Adjusting for the matching variables only in model 1, HIV was associated with NCI (OR, 1.74; 95% CI, 1.26-2.41). Further adjusting for confounders, that is, physical activity, diabetes, hypertension, cardiovascular disease, smoking status, CES-D ≥ 17, alcohol consumption, and living alone, HIV remained significantly associated with NCI (OR, 1.5; 95% CI, 1.04-2.16). A sensitivity analysis that excluded individuals with 1 or more missing variables from the models did not substantially change our findings as HIV remained associated with NCI in the final model (OR, 1.84; 95% CI, 1.24-2.70; Table 3).

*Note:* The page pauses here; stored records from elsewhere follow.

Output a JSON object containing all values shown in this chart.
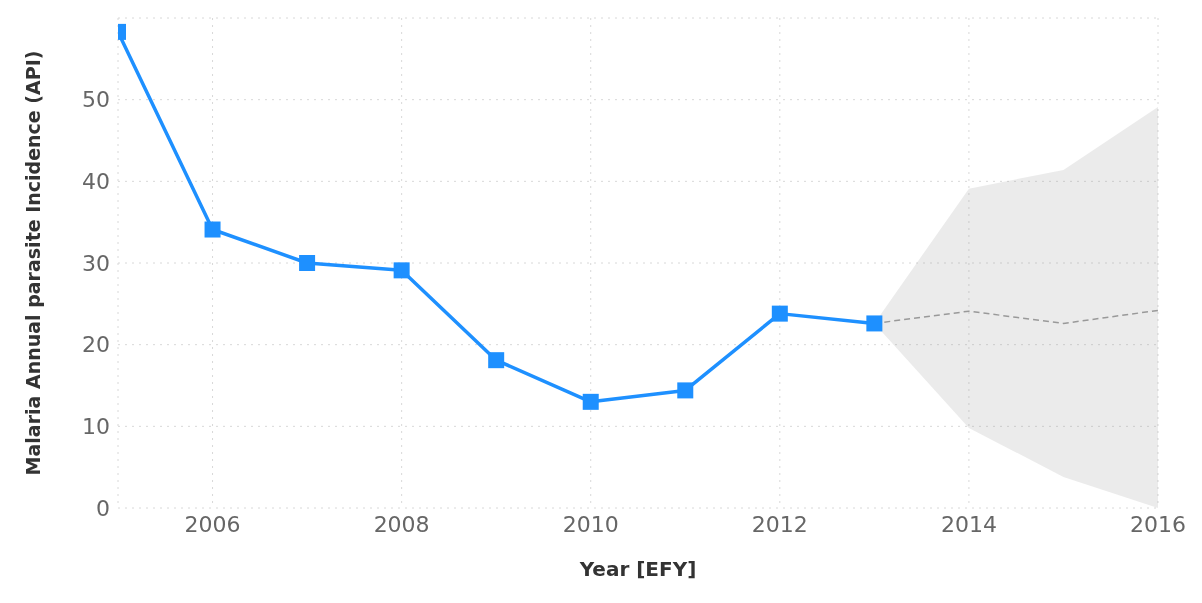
{
  "chart_data": {
    "type": "line",
    "xlabel": "Year [EFY]",
    "ylabel": "Malaria Annual parasite Incidence (API)",
    "xlim": [
      2005,
      2016
    ],
    "xticks": [
      2006,
      2008,
      2010,
      2012,
      2014,
      2016
    ],
    "ylim": [
      0,
      60
    ],
    "yticks": [
      0,
      10,
      20,
      30,
      40,
      50
    ],
    "grid": true,
    "series": [
      {
        "color": "#1e90ff",
        "marker": "square",
        "line_style": "solid",
        "x": [
          2005,
          2006,
          2007,
          2008,
          2009,
          2010,
          2011,
          2012,
          2013
        ],
        "values": [
          58.3,
          34.1,
          30.0,
          29.1,
          18.1,
          13.0,
          14.4,
          23.8,
          22.6
        ]
      },
      {
        "color": "#999999",
        "marker": "none",
        "line_style": "dashed",
        "x": [
          2013,
          2014,
          2015,
          2016
        ],
        "values": [
          22.6,
          24.1,
          22.6,
          24.2
        ],
        "lower": [
          22.6,
          9.8,
          3.8,
          0
        ],
        "upper": [
          22.6,
          39.1,
          41.4,
          49.1
        ]
      }
    ]
  }
}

Using the -1.5 SD from the norm cutoff classification, these numbers were 40 (20.0%) and 93 (9.3%) (unadjusted OR [OR-1.5], 2.47; 95% CI, 1.64-3.73). Using the MNC criteria, 27 (14.6%) PLHIV and 60 (6.6%) controls were impaired (unadjusted OR for MNC [ORMNC], 2.45; 95% CI, 1.51-3.99). In both multivariable analyses, HIV remained associated with cognitive impairment whether defined by -1.5 SD (OR-1.5, 2.24; 95% CI, 1.39-3.62) or MNC (ORMNC, 2.00; 95% CI, 1.13-3.50; Table 3).
Based on the z score, prevalence of NCI using the Frascati criteria, -1.5 SD classification, and MCI classifications according to age strata and HIV exposure groups are shown in Figure 1. No interaction between age and HIV status was objectified with any neurocognitive outcome (Table 4).